Although it sounded like a flippant comment, it spoke volumes about how undiscriminating many modern readers have become. Often confusing fact with fiction, factual news with fake news.

Why Naivete Falls For Duplicity

Critical thinking is a learned skill. It is just as valuable as learning how to read, write or calculate. If you’re a business leader, it’s as indispensable a skill as learning how to duck when you’re in a boxing ring. Yet, despite its obvious benefits, few people take the time to reflect on their own values, belief systems, and assumptions. Let alone question opinions thrust on them by other people.

Critical thinking is the antidote to naivete. It is the armor you wear when surrounded by charlatans of every possible stripe. That is to say, critical thinking helps reduce your chances of deception, of getting hoodwinked by sophistry.

How Critical Thinking is Clear Thinking

Learning how to think clearly is learning how to think critically. Additionally, learning how to discern one proposition from another will improve your knack for decision-making.

Learning how to differentiate the difference between what is true and false, useful and useless, helpful and harmful will take you far in life.

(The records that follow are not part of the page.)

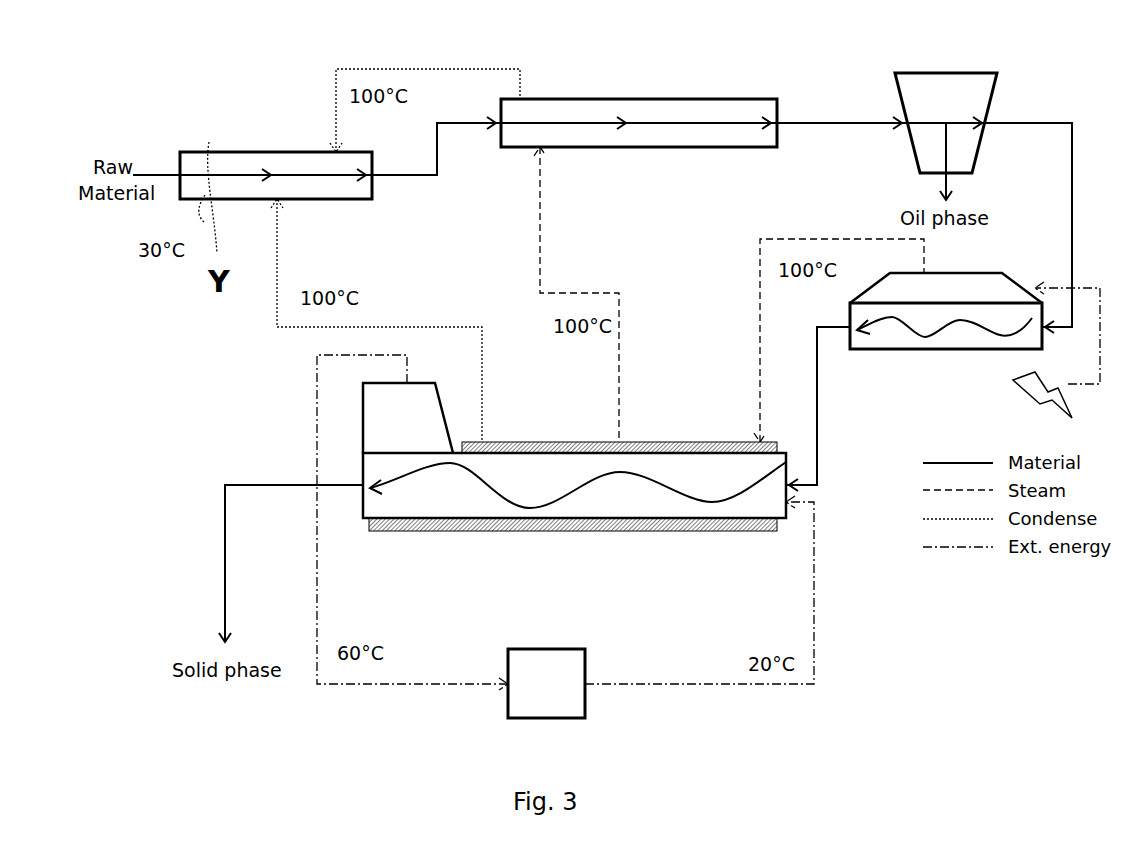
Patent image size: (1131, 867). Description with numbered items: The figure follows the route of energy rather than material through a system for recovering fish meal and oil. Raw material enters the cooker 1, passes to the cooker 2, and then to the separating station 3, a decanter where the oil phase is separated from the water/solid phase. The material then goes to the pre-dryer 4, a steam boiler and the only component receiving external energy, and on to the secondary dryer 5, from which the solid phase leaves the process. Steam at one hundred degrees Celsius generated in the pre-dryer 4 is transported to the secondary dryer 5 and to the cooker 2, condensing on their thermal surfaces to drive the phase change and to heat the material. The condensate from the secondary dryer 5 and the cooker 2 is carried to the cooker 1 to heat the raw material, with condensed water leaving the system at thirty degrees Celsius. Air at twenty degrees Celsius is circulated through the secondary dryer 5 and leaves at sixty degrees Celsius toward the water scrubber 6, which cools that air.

The cooker 1 is at (276, 156).
The cooker 2 is at (639, 105).
The separating station 3 is at (946, 97).
The pre-dryer 4 is at (946, 335).
The secondary dryer 5 is at (574, 480).
The water scrubber 6 is at (546, 683).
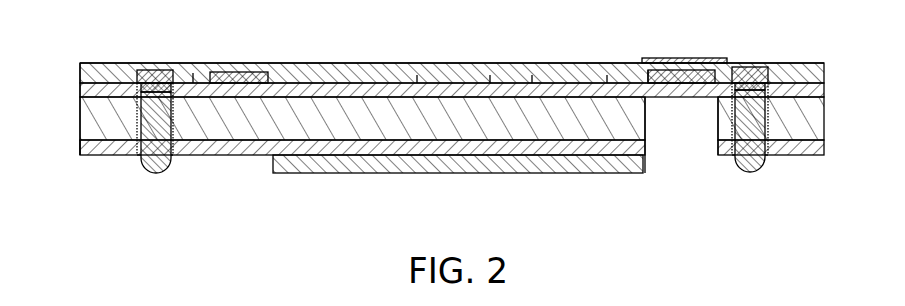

More so now in the electronic age when information can propagate so quickly.

It’s difficult to improve the quality of your life if you cannot make intelligent choices about important things.

5 Simple Ways to Sharpen Your Sword

Critical thinking is a learnable skill, rather like reading and writing. Just as no one is born with the ability to read or write, no one is born with an innate talent for thinking.

If you were a musketeer and critical thinking were a rapier, here are five simple rules on how you should fence when provoked to defend yourself against ideas designed to hijack your mind:

Question everything you hear and don’t take things at face value.
Think critically about what someone says and try to determine whether it is true or false. If you don’t know, then do some fact-checking and see if there is any evidence to back up the information.
Look for contrarian perspectives to see the information from a different angle.
Question the value of evidence itself. Evidence alone is not enough to determine if something is true or false. Evidence can be fabricated, images and words cleverly altered to fool the unwary. In an age of deep fake AI technology, you may not even be able to trust what your eyes see or your ears hear.

In summation, if you can’t think critically, you’re setting yourself up for trouble. You’re buying into sensational stories that tickle your imagination rather than deepening your understanding of the world around you. Learn to discern the difference between information, misinformation, and disinformation.